On 30 May the Council gave final approval to the right-to-repair directive, which among other things commissions a "European online platform" so consumers can find someone to fix a toaster. The market that has run repair shops since the invention of the toaster apparently required a Union web portal and a twelve-month guarantee extension to function. Somewhere a civil servant is now responsible for the uptime of the continent's spanner directory.

consilium.europa.eu

5. After seven years, the schoolmaster runs out of detentions

On 29 May the Commission closed the Article 7 rule-of-law procedure against Poland, the disciplinary process it had run since 2017 against an elected national government. Seven years of lectures, frozen funds and grave communiqués ended not with a verdict but with a change of administration in Warsaw and a quiet handshake. The lesson the Union drew was that its scrutiny works; the lesson everyone else drew was that it only ever stops when the right people win.

euronews.com

6. Brussels appoints itself editor of Facebook

Carried into May, the Commission's freshly opened Digital Services Act proceedings against Facebook and Instagram pressed on, with Brussels fretting that Meta had retired an election-monitoring tool without its permission. The Union that cannot agree on its own foreign policy now demands a real-time civic-discourse dashboard from an American firm, backed by fines worth six per cent of global revenue. Free speech, Brussels-style, means a regulator deciding which posts you were allowed to be shown.

ec.europa.eu

7. The Commission bans a phone app for being too fun

Through May the Commission pursued TikTok over TikTok Lite, whose crime was a rewards feature the regulator deemed too "addictive", having opened proceedings and threatened suspension in April. Grown adults, in the Brussels worldview, must be shielded from collecting points on their telephones by a directorate-general that has never met them. The nanny has discovered the smartphone, and she does not approve.

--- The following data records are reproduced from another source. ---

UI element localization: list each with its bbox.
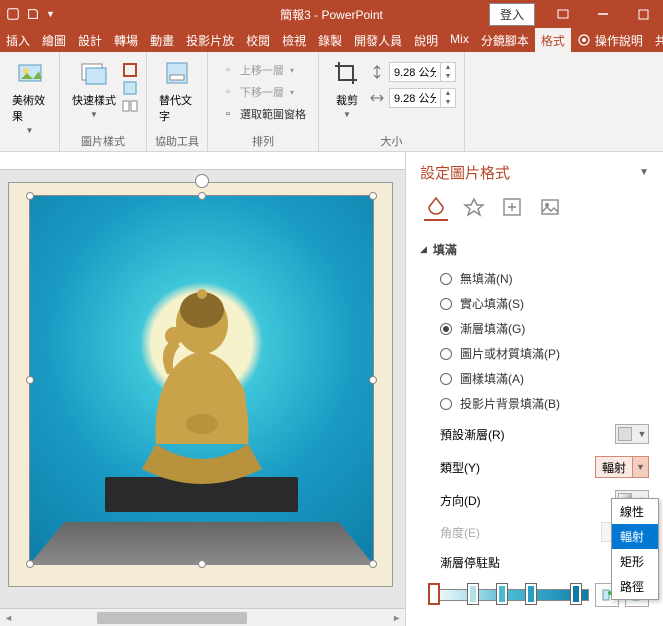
fill-slidebg-radio[interactable]: 投影片背景填滿(B) bbox=[440, 391, 649, 416]
gradient-stop-1[interactable] bbox=[428, 583, 440, 605]
angle-label: 角度(E) bbox=[440, 524, 480, 541]
tab-record[interactable]: 錄製 bbox=[312, 28, 348, 52]
autosave-icon[interactable] bbox=[6, 7, 20, 21]
panel-title: 設定圖片格式 bbox=[420, 162, 510, 183]
panel-dropdown-icon[interactable]: ▼ bbox=[639, 167, 649, 178]
window-title: 簡報3 - PowerPoint bbox=[280, 6, 383, 23]
ribbon: 美術效果 ▼ 快速樣式 ▼ 圖片樣式 替代文字 協助工具 ▫上移一層▾ bbox=[0, 52, 663, 152]
titlebar: ▼ 簡報3 - PowerPoint 登入 bbox=[0, 0, 663, 28]
width-icon bbox=[369, 90, 385, 106]
preset-gradient-picker[interactable]: ▼ bbox=[615, 424, 649, 444]
dropdown-rectangular[interactable]: 矩形 bbox=[612, 549, 658, 574]
size-group-label: 大小 bbox=[381, 131, 403, 149]
bring-forward-button[interactable]: ▫上移一層▾ bbox=[216, 60, 310, 80]
horizontal-scrollbar[interactable]: ◄ ► bbox=[0, 608, 405, 626]
crop-label: 裁剪 bbox=[336, 92, 358, 108]
accessibility-group-label: 協助工具 bbox=[155, 131, 199, 149]
effects-icon[interactable] bbox=[462, 197, 486, 221]
tell-me-label: 操作說明 bbox=[595, 32, 643, 49]
share-button[interactable]: 共 bbox=[649, 28, 663, 52]
fill-solid-radio[interactable]: 實心填滿(S) bbox=[440, 291, 649, 316]
height-icon bbox=[369, 64, 385, 80]
tab-draw[interactable]: 繪圖 bbox=[36, 28, 72, 52]
selection-pane-button[interactable]: ▫選取範圍窗格 bbox=[216, 104, 310, 124]
artistic-effects-button[interactable]: 美術效果 ▼ bbox=[8, 56, 51, 137]
alt-text-label: 替代文字 bbox=[159, 92, 195, 124]
minimize-icon[interactable] bbox=[583, 0, 623, 28]
maximize-icon[interactable] bbox=[623, 0, 663, 28]
login-button[interactable]: 登入 bbox=[489, 3, 535, 26]
fill-gradient-radio[interactable]: 漸層填滿(G) bbox=[440, 316, 649, 341]
fill-section-header[interactable]: ◢填滿 bbox=[406, 233, 663, 264]
resize-handle-bm[interactable] bbox=[198, 560, 206, 568]
picture-content bbox=[30, 196, 373, 564]
slide[interactable] bbox=[8, 182, 393, 587]
resize-handle-ml[interactable] bbox=[26, 376, 34, 384]
arrange-group-label: 排列 bbox=[252, 131, 274, 149]
type-label: 類型(Y) bbox=[440, 459, 480, 476]
type-dropdown: 線性 輻射 矩形 路徑 bbox=[611, 498, 659, 600]
resize-handle-tl[interactable] bbox=[26, 192, 34, 200]
tab-review[interactable]: 校閱 bbox=[240, 28, 276, 52]
picture-effects-icon[interactable] bbox=[122, 80, 138, 96]
dropdown-linear[interactable]: 線性 bbox=[612, 499, 658, 524]
preset-gradient-label: 預設漸層(R) bbox=[440, 426, 505, 443]
gradient-bar[interactable] bbox=[428, 583, 589, 607]
tell-me[interactable]: 操作說明 bbox=[571, 28, 649, 52]
tab-mix[interactable]: Mix bbox=[444, 28, 475, 52]
alt-text-button[interactable]: 替代文字 bbox=[155, 56, 199, 126]
direction-label: 方向(D) bbox=[440, 492, 481, 509]
height-spinner[interactable]: ▲▼ bbox=[389, 62, 456, 82]
width-spinner[interactable]: ▲▼ bbox=[389, 88, 456, 108]
scrollbar-thumb[interactable] bbox=[97, 612, 247, 624]
rotate-handle[interactable] bbox=[195, 174, 209, 188]
picture-border-icon[interactable] bbox=[122, 62, 138, 78]
dropdown-radial[interactable]: 輻射 bbox=[612, 524, 658, 549]
selected-picture[interactable] bbox=[29, 195, 374, 565]
horizontal-ruler bbox=[0, 152, 405, 170]
tab-format[interactable]: 格式 bbox=[535, 28, 571, 52]
tab-slideshow[interactable]: 投影片放 bbox=[180, 28, 240, 52]
resize-handle-tm[interactable] bbox=[198, 192, 206, 200]
dropdown-path[interactable]: 路徑 bbox=[612, 574, 658, 599]
type-combo[interactable]: 輻射▼ bbox=[595, 456, 649, 478]
slide-canvas-area: ◄ ► bbox=[0, 152, 405, 626]
picture-layout-icon[interactable] bbox=[122, 98, 138, 114]
styles-group-label: 圖片樣式 bbox=[81, 131, 125, 149]
gradient-stops-label: 漸層停駐點 bbox=[440, 554, 500, 571]
tab-insert[interactable]: 插入 bbox=[0, 28, 36, 52]
gradient-stop-2[interactable] bbox=[467, 583, 479, 605]
gradient-stop-3[interactable] bbox=[496, 583, 508, 605]
resize-handle-br[interactable] bbox=[369, 560, 377, 568]
quick-styles-label: 快速樣式 bbox=[72, 92, 116, 108]
tab-storyboard[interactable]: 分鏡腳本 bbox=[475, 28, 535, 52]
crop-button[interactable]: 裁剪 ▼ bbox=[327, 56, 367, 121]
buddha-statue bbox=[112, 274, 292, 504]
quick-styles-button[interactable]: 快速樣式 ▼ bbox=[68, 56, 120, 121]
resize-handle-mr[interactable] bbox=[369, 376, 377, 384]
size-props-icon[interactable] bbox=[500, 197, 524, 221]
ribbon-display-icon[interactable] bbox=[543, 0, 583, 28]
fill-pattern-radio[interactable]: 圖樣填滿(A) bbox=[440, 366, 649, 391]
resize-handle-bl[interactable] bbox=[26, 560, 34, 568]
fill-line-icon[interactable] bbox=[424, 197, 448, 221]
artistic-effects-label: 美術效果 bbox=[12, 92, 47, 124]
fill-none-radio[interactable]: 無填滿(N) bbox=[440, 266, 649, 291]
ribbon-tabs: 插入 繪圖 設計 轉場 動畫 投影片放 校閱 檢視 錄製 開發人員 說明 Mix… bbox=[0, 28, 663, 52]
tab-view[interactable]: 檢視 bbox=[276, 28, 312, 52]
tab-design[interactable]: 設計 bbox=[72, 28, 108, 52]
fill-picture-radio[interactable]: 圖片或材質填滿(P) bbox=[440, 341, 649, 366]
tab-help[interactable]: 說明 bbox=[408, 28, 444, 52]
picture-props-icon[interactable] bbox=[538, 197, 562, 221]
tab-animations[interactable]: 動畫 bbox=[144, 28, 180, 52]
tab-developer[interactable]: 開發人員 bbox=[348, 28, 408, 52]
gradient-stop-4[interactable] bbox=[525, 583, 537, 605]
resize-handle-tr[interactable] bbox=[369, 192, 377, 200]
qat-dropdown[interactable]: ▼ bbox=[46, 9, 55, 19]
tab-transitions[interactable]: 轉場 bbox=[108, 28, 144, 52]
gradient-stop-5[interactable] bbox=[570, 583, 582, 605]
save-icon[interactable] bbox=[26, 7, 40, 21]
send-backward-button[interactable]: ▫下移一層▾ bbox=[216, 82, 310, 102]
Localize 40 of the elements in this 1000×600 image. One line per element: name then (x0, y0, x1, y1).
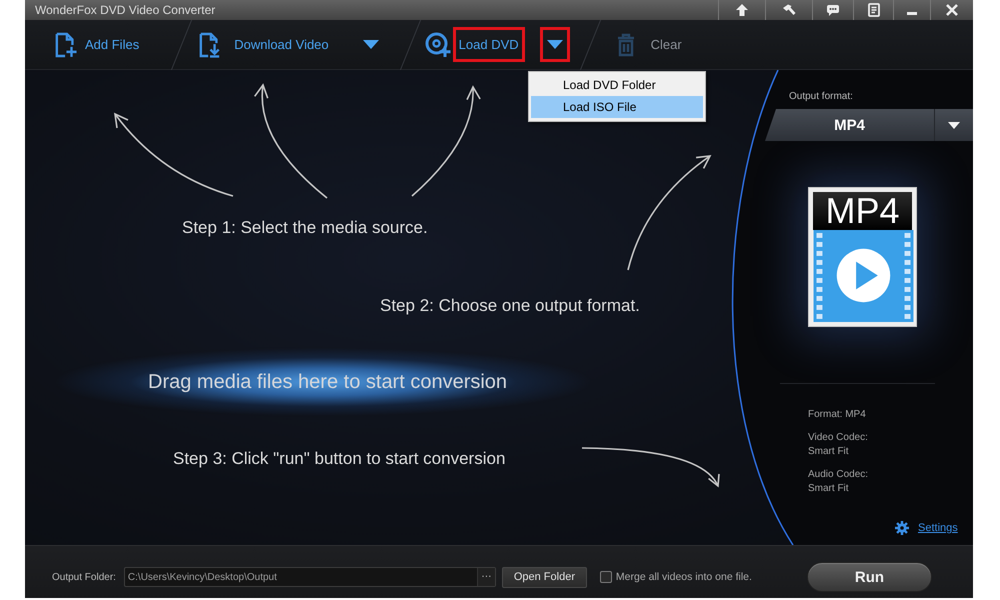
chat-icon[interactable] (826, 3, 840, 17)
caret-icon (362, 40, 379, 49)
dropdown-toggle-button[interactable] (540, 27, 570, 62)
file-add-icon[interactable] (55, 30, 77, 58)
window-title: WonderFox DVD Video Converter (34, 2, 216, 19)
output-path-value: C:\Users\Kevincy\Desktop\Output (128, 572, 277, 582)
merge-checkbox[interactable] (600, 571, 612, 583)
detail-value: Smart Fit (808, 482, 850, 496)
settings-icon[interactable] (895, 521, 909, 535)
arrow-up-icon[interactable] (735, 3, 749, 17)
step-text: Step 2: Choose one output format. (380, 296, 640, 316)
browse-button[interactable]: ··· (476, 568, 495, 586)
merge-label: Merge all videos into one file. (616, 571, 752, 583)
step-text: Step 3: Click "run" button to start conversion (173, 449, 506, 469)
caret-icon (948, 122, 960, 128)
close-icon[interactable] (945, 3, 959, 17)
output-format-label: Output format: (789, 91, 853, 103)
disc-add-icon[interactable] (424, 32, 451, 58)
open-folder-button[interactable]: Open Folder (502, 566, 587, 588)
output-folder-label: Output Folder: (52, 572, 116, 582)
document-icon[interactable] (866, 3, 880, 17)
download-video-button[interactable]: Download Video (228, 27, 335, 62)
detail-value: Smart Fit (808, 445, 850, 459)
settings-link[interactable]: Settings (918, 522, 958, 534)
file-download-icon[interactable] (199, 30, 222, 58)
add-files-button[interactable]: Add Files (79, 27, 146, 62)
output-format-select[interactable]: MP4 (765, 109, 973, 141)
load-dvd-button[interactable]: Load DVD (452, 27, 525, 62)
film-play-icon (813, 230, 914, 322)
hammer-icon[interactable] (782, 3, 796, 17)
detail-label: Audio Codec: (808, 468, 868, 482)
menu-item[interactable]: Load ISO File (531, 96, 703, 118)
detail-label: Format: MP4 (808, 408, 867, 422)
caret-icon (546, 40, 563, 49)
format-thumbnail-title: MP4 (813, 192, 912, 230)
run-button[interactable]: Run (807, 562, 932, 592)
detail-label: Video Codec: (808, 431, 868, 445)
step-text: Step 1: Select the media source. (182, 218, 428, 238)
output-path-field[interactable]: C:\Users\Kevincy\Desktop\Output ··· (124, 567, 496, 587)
menu-item[interactable]: Load DVD Folder (531, 74, 703, 96)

digital-strategy.ec.europa.eu

8. The late-payment cure that small firms begged Brussels to drop

In May the backlash against the Commission's proposed Late Payment Regulation reached full volume, as trade bodies warned that hard-capping payment terms at thirty days would blow a roughly two-trillion-euro hole in the financing small firms actually rely on. A rule sold as protecting small business was loudly rejected by small business, which understands its own cash flow rather better than a directorate does. The cure had to be shelved before it could kill the patient.

gtreview.com

9. The nature law nobody could pass, blocked by the countries that have to live with it

By mid-May the Nature Restoration Law was still stranded, with a clutch of member states refusing the qualified majority after Hungary, Italy, Poland and others balked at overburdening farmers and food security. Eleven capitals were reduced to writing a polite letter begging the holdouts to fold before the next meeting. For once the centralising machine jammed, because the people who would have to plough the consequences declined to be voted into them.